Полынин раздраженно повернул голову, но Степан уже примирительно поднял руки. Выраженное достаточно мягким тоном предупреждение нисколько не обмануло Холмогорцева, это был прямой и четко высказанный запрет. Черта, за которую лучше не переступать, правила некоей внутренней игры. Все мы по жизни играем какую-нибудь роль в чьей-то игре. Даже короли и президенты зачастую несвободны в выборе и принятии решений. Только истинные лидеры и гении от политики вроде Сталина, Рузвельта и не к ночи помянутого Гитлера смогли запустить в историю собственные игры, заставив мир пойти другим путем.
— Нелегко, наверное, с нами?
— Ну, как бы сказать помягче — непросто. Дело даже не в разнице по времени и мировоззрении. Вы все какие-то другие, — Полынин замолчал, видимо, подбирал нужные слова. — Вам, Степан, покажется странным, но на наш взгляд, вы невероятно свободно ощущающие себя личности.
— Это как? — Холмогорцев от искреннего удивления чуть не уронил пряник в чай, они оба любили после обеда вместе почаевничать.
— Сразу и не объяснить. Поведение ваших собратьев совсем другое, не скованное комплексами. Взгляды на жизнь заметно шире, как у вас там было принято говорить, толерантней. И есть нечто еще такое…неуловимое. Понятно, что вашему поколению пришлось пережить многое. Как мне объяснил один товарищ по временному переселению — вы прошли разом четыре уникальных исторических формации. Государственный социализм, крайне неудачная попытка его реформации — сурового слома старой системы, отчего-то называемой у вас перестройкой. Эпоху жесткого, поистине бандитского передела собственности и власти, связанного с войнами и развалом госаппарата; и время становления государственно-олигархического капитализма постиндустриального толка, — Холмогорцев, буквально разинув рот глядел на куратора. Вот это он успел нахвататься терминов из будущего. Какая отличная память! — Как ни странно, но об этом опыте упоминают буквально все, невзирая на свои политические взгляды. Пережив необычайно многое, вы в сравнении с нами более вольных в суждениях и поведении. Для вас фактически нет незыблемых авторитетов, на все в мире вы взираете с большой долей нездорового цинизма. Цинизм, конечно, хорош в меру, чтобы не видеть наш мир в розовом свете, но у вас он поистине зашкаливает. Современные советские граждане узнают вашего брата довольно быстро. Больно уж вы выделяетесь на общем фоне. И вам к этому придется долго привыкать.
— Не любят нас?
— Ну я бы так прямо не сказал. Многое зависит от местности, да и самого человека. В целом пока отношение к переселенцам из будущего несколько настороженное. Многие уже в курсе, что у вас там правят капиталисты. Случаются эксцессы на национальной почве или личностные. Но, знаете, потихоньку ситуация меняется.
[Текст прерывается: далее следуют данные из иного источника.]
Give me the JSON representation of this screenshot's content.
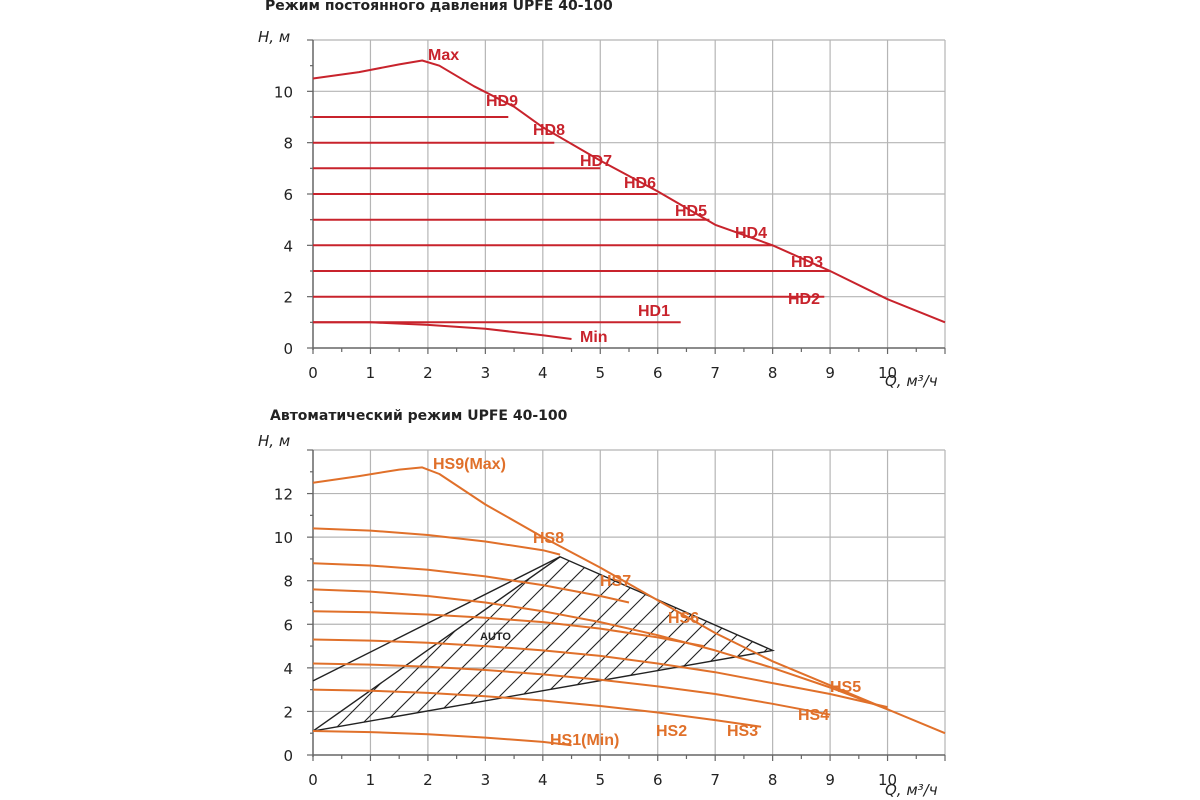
{
  "chart_data": [
    {
      "type": "line",
      "title": "Режим постоянного давления UPFE 40-100",
      "xlabel": "Q, м³/ч",
      "ylabel": "H, м",
      "xlim": [
        0,
        11
      ],
      "ylim": [
        0,
        12
      ],
      "x_ticks": [
        "0",
        "1",
        "2",
        "3",
        "4",
        "5",
        "6",
        "7",
        "8",
        "9",
        "10"
      ],
      "y_ticks": [
        "0",
        "2",
        "4",
        "6",
        "8",
        "10"
      ],
      "grid": true,
      "color": "#c8232c",
      "series": [
        {
          "name": "Max",
          "points": [
            [
              0,
              10.5
            ],
            [
              0.8,
              10.75
            ],
            [
              1.5,
              11.05
            ],
            [
              1.9,
              11.2
            ],
            [
              2.2,
              11.0
            ],
            [
              2.8,
              10.2
            ],
            [
              3.5,
              9.4
            ],
            [
              4,
              8.6
            ],
            [
              5,
              7.3
            ],
            [
              6,
              6.1
            ],
            [
              7,
              4.8
            ],
            [
              8,
              4.0
            ],
            [
              9,
              3.0
            ],
            [
              10,
              1.9
            ],
            [
              11,
              1.0
            ]
          ]
        },
        {
          "name": "HD9",
          "points": [
            [
              0,
              9
            ],
            [
              3.4,
              9
            ]
          ]
        },
        {
          "name": "HD8",
          "points": [
            [
              0,
              8
            ],
            [
              4.2,
              8
            ]
          ]
        },
        {
          "name": "HD7",
          "points": [
            [
              0,
              7
            ],
            [
              5.0,
              7
            ]
          ]
        },
        {
          "name": "HD6",
          "points": [
            [
              0,
              6
            ],
            [
              6.0,
              6
            ]
          ]
        },
        {
          "name": "HD5",
          "points": [
            [
              0,
              5
            ],
            [
              6.9,
              5
            ]
          ]
        },
        {
          "name": "HD4",
          "points": [
            [
              0,
              4
            ],
            [
              8.0,
              4
            ]
          ]
        },
        {
          "name": "HD3",
          "points": [
            [
              0,
              3
            ],
            [
              9.0,
              3
            ]
          ]
        },
        {
          "name": "HD2",
          "points": [
            [
              0,
              2
            ],
            [
              8.9,
              2
            ]
          ]
        },
        {
          "name": "HD1",
          "points": [
            [
              0,
              1
            ],
            [
              6.4,
              1
            ]
          ]
        },
        {
          "name": "Min",
          "points": [
            [
              0,
              1
            ],
            [
              1,
              1.0
            ],
            [
              2,
              0.9
            ],
            [
              3,
              0.75
            ],
            [
              4,
              0.5
            ],
            [
              4.5,
              0.35
            ]
          ]
        }
      ]
    },
    {
      "type": "line",
      "title": "Автоматический режим UPFE 40-100",
      "xlabel": "Q, м³/ч",
      "ylabel": "H, м",
      "xlim": [
        0,
        11
      ],
      "ylim": [
        0,
        14
      ],
      "x_ticks": [
        "0",
        "1",
        "2",
        "3",
        "4",
        "5",
        "6",
        "7",
        "8",
        "9",
        "10"
      ],
      "y_ticks": [
        "0",
        "2",
        "4",
        "6",
        "8",
        "10",
        "12"
      ],
      "grid": true,
      "color": "#e0702a",
      "auto_label": "AUTO",
      "auto_region": [
        [
          0,
          1.1
        ],
        [
          4.3,
          9.1
        ],
        [
          8.0,
          4.8
        ]
      ],
      "auto_top_left": [
        0,
        3.4
      ],
      "series": [
        {
          "name": "HS9(Max)",
          "points": [
            [
              0,
              12.5
            ],
            [
              0.8,
              12.8
            ],
            [
              1.5,
              13.1
            ],
            [
              1.9,
              13.2
            ],
            [
              2.2,
              12.9
            ],
            [
              3,
              11.5
            ],
            [
              4,
              10.0
            ],
            [
              5,
              8.6
            ],
            [
              6,
              7.1
            ],
            [
              7,
              5.6
            ],
            [
              8,
              4.3
            ],
            [
              9,
              3.2
            ],
            [
              10,
              2.1
            ],
            [
              11,
              1.0
            ]
          ]
        },
        {
          "name": "HS8",
          "points": [
            [
              0,
              10.4
            ],
            [
              1,
              10.3
            ],
            [
              2,
              10.1
            ],
            [
              3,
              9.8
            ],
            [
              4,
              9.4
            ],
            [
              4.3,
              9.2
            ]
          ]
        },
        {
          "name": "HS7",
          "points": [
            [
              0,
              8.8
            ],
            [
              1,
              8.7
            ],
            [
              2,
              8.5
            ],
            [
              3,
              8.2
            ],
            [
              4,
              7.8
            ],
            [
              5,
              7.3
            ],
            [
              5.5,
              7.0
            ]
          ]
        },
        {
          "name": "HS6",
          "points": [
            [
              0,
              6.6
            ],
            [
              1,
              6.55
            ],
            [
              2,
              6.45
            ],
            [
              3,
              6.3
            ],
            [
              4,
              6.1
            ],
            [
              5,
              5.8
            ],
            [
              6,
              5.4
            ],
            [
              6.8,
              5.0
            ]
          ]
        },
        {
          "name": "HS5",
          "points": [
            [
              0,
              5.3
            ],
            [
              1,
              5.25
            ],
            [
              2,
              5.15
            ],
            [
              3,
              5.0
            ],
            [
              4,
              4.8
            ],
            [
              5,
              4.55
            ],
            [
              6,
              4.2
            ],
            [
              7,
              3.8
            ],
            [
              8,
              3.3
            ],
            [
              9,
              2.8
            ],
            [
              10,
              2.2
            ]
          ]
        },
        {
          "name": "HS4",
          "points": [
            [
              0,
              4.2
            ],
            [
              1,
              4.15
            ],
            [
              2,
              4.05
            ],
            [
              3,
              3.9
            ],
            [
              4,
              3.7
            ],
            [
              5,
              3.45
            ],
            [
              6,
              3.15
            ],
            [
              7,
              2.8
            ],
            [
              8,
              2.35
            ],
            [
              9,
              1.85
            ]
          ]
        },
        {
          "name": "HS3",
          "points": [
            [
              0,
              3.0
            ],
            [
              1,
              2.95
            ],
            [
              2,
              2.85
            ],
            [
              3,
              2.7
            ],
            [
              4,
              2.5
            ],
            [
              5,
              2.25
            ],
            [
              6,
              1.95
            ],
            [
              7,
              1.6
            ],
            [
              7.8,
              1.3
            ]
          ]
        },
        {
          "name": "HS2",
          "points": [
            [
              0,
              7.6
            ],
            [
              1,
              7.5
            ],
            [
              2,
              7.3
            ],
            [
              3,
              7.0
            ],
            [
              4,
              6.6
            ],
            [
              5,
              6.1
            ],
            [
              6,
              5.5
            ],
            [
              7,
              4.8
            ],
            [
              8,
              4.0
            ],
            [
              9,
              3.1
            ],
            [
              10,
              2.1
            ]
          ]
        },
        {
          "name": "HS1(Min)",
          "points": [
            [
              0,
              1.1
            ],
            [
              1,
              1.05
            ],
            [
              2,
              0.95
            ],
            [
              3,
              0.8
            ],
            [
              4,
              0.6
            ],
            [
              4.5,
              0.45
            ]
          ]
        }
      ]
    }
  ]
}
— Работают органы? Направляют граждан на путь истинный!
— Вот и не угадали! — Полынин снова встал и заходил по кабинету, то и дело бросая загадочные взгляды на своего подопечного. — Здесь надо сказать спасибо вашим товарищам, тем, кто попал сюда ранее. Да, далеко не все из них влились в ряды советских граждан, но зато некоторые из них здорово нам подсобили. Добросовестно помогая понять наши прошлые ошибки и принять правильные решения. Честно говоря, мы даже не ожидали от вашего брата подобного энтузиазма. Скажем так, поначалу там, — куратор показал пальцем на потолок, — были большие сомнения на счет попаданцев из чуждого нам мира. Но к счастью для вас, затем оказались приняты правильные и совершенно ответственные решения. Мы ведь не дураки и сразу осознали, что этот феномен случился неспроста. Нам надо меняться и меняться в срочном порядке. Что-то уже в авральном темпе делается, другое ждет своего часа. Сами понимаете, государственную махину подобного масштаба сразу повернуть сложно. Ведь мы работаем с тем аппаратом и теми людьми, что имеем на настоящий момент. Сами знаете, куда они, в конце концов, привели. Но других взять неоткуда. Так что каждый новый и не зашоренный прошлым помощник принесет огромную пользу своей родине!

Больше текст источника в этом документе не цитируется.